そこには、師同様に、胸を押さえた姿勢のまま、虚ろな瞳を空に向けた屍が転々と転がっていた。
香気、だ。
アフロディーテがアルビオレに向けて放った猛毒の薔薇の香気は、その軌跡上の生命を悉く奪い尽くしていったのだ。
なんということを……!
ミロの端整な顔が、嫌悪に歪められる。
まさか一本の薔薇で、この場にいるもの皆殺し、とまでは意図していなかったに違いあるまいが、だが、目的のための犠牲を厭わなかったのだ、彼は。
こうなることを恐らく予想していて……いや、もしや、そのことにすら頓着しなかったのではあるまいか。
反吐が出そうだ。それが女神の聖闘士のやることか。
いや、勅命は全員抹殺、だった。ならば、彼の方が正しいのか。それにしても赤子同然の無抵抗の彼らにこんな……ああ、違う。
彼らが逃げる術なく、抵抗を奪われていたのは俺のせいだ。
監視者の視線を欺くため、致命傷を与えなかったとはいえ、一時的に彼らから動く自由を奪っていた。
……殺したのは、俺だ……。
ミロは膝をつき、ガラス玉のような瞳を虚空に向けている少年の瞼を指でそっと下ろした。
目を閉じて、祈りを捧げようと頭を垂れた時、ミロの耳に、獣の唸り声のような低い声が届いた。
ハッと視線を上げると、幾ばくか離れたところで、苦しげにもがく影が見えた。
生きている者がいる。
ミロはそちらの方角へ足早に近づいた。
一つ……二つ……三つ。
蠢く影は三つ。
皆、聖衣を纏っている。
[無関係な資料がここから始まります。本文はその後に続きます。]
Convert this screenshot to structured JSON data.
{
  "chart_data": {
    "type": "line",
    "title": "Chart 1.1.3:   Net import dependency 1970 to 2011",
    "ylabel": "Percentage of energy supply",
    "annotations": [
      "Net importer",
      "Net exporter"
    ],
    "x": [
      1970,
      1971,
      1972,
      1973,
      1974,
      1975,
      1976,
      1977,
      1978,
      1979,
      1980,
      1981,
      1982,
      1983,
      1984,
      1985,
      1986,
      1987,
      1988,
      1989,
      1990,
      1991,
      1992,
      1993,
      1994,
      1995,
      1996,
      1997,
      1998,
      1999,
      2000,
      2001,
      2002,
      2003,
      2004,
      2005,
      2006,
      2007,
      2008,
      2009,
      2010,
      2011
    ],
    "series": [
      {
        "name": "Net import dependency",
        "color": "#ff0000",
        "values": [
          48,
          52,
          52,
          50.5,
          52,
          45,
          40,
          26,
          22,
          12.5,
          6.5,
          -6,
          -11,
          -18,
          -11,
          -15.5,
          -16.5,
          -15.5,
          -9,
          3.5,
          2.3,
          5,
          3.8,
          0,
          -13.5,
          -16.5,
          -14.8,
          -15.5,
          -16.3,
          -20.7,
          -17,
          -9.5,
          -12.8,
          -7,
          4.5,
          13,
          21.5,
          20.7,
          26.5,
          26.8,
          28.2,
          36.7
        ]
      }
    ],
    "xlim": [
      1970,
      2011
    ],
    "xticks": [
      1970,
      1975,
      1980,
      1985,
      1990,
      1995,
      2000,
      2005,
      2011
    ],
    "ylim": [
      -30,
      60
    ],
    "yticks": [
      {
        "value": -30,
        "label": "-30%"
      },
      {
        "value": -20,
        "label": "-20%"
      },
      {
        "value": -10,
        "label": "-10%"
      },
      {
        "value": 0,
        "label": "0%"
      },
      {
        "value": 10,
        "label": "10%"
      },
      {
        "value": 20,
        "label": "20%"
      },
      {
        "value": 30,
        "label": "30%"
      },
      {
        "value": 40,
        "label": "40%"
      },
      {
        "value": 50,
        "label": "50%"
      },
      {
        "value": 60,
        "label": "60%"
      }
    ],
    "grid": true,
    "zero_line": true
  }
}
一人混じっていた女聖闘士の姿もあった。
たまたま毒薔薇の香気の軌跡から逸れていたことが幸いしたか。
意識なく、青ざめた唇を震わせて、うう、と苦痛の声をあげているが、ミロの見立てでは致命傷と言える致命傷はないように見えた。
ミロは苦痛に喘ぐ少年の肩に手をかけ、右腕を鋭く振り上げ、だが、それを打ち下ろす寸前にその動きを止めた。
────おかしい。
アフロディーテは、俺を監視しているのではなかったのか。
俺が、勅命に忠実に行動するかどうか監視していたのならば、今、この瞬間をこそ、どこかで見ていなければいけないはずだ。
だが、彼は最後まで見届けることなく、既にこの島を去った。
であれば、これは俺に対する踏み絵ではなかったのか。
それに、あの毒薔薇。
なぜ、あのタイミングで撃つ必要があった。
俺はあの時確実にアルビオレを追い詰めていた。放っておいても勅命遂行に不安があるようには見えなかったはずだ。
この、不快に付きまとう違和感の正体は一体何だ。
任務を与えられていながら、俺一人蚊帳の外だ。
最初から最後まで何もかも気に入らないことだらけだ。
ミロは今一度、眼下の少年を見下ろした。
そして、打ち下ろす寸前で止めていた手を、鋭く振り下ろした。
その、胸の中央に。
真央点───。
仮に血を止めたとて、この過酷な環境で、指導者を失った彼らが命を繋ぐことができるか否かは運次第。だが、逆賊の弟子とはいえど、女神の御加護があるならば、生き抜くこともできよう。
お前たちの生死は女神の御心にお任せするとしよう。
生き抜いて、アンドロメダ島を滅ぼした仇敵と俺を思い定めて聖域へ向かってくるならそれもまたよし。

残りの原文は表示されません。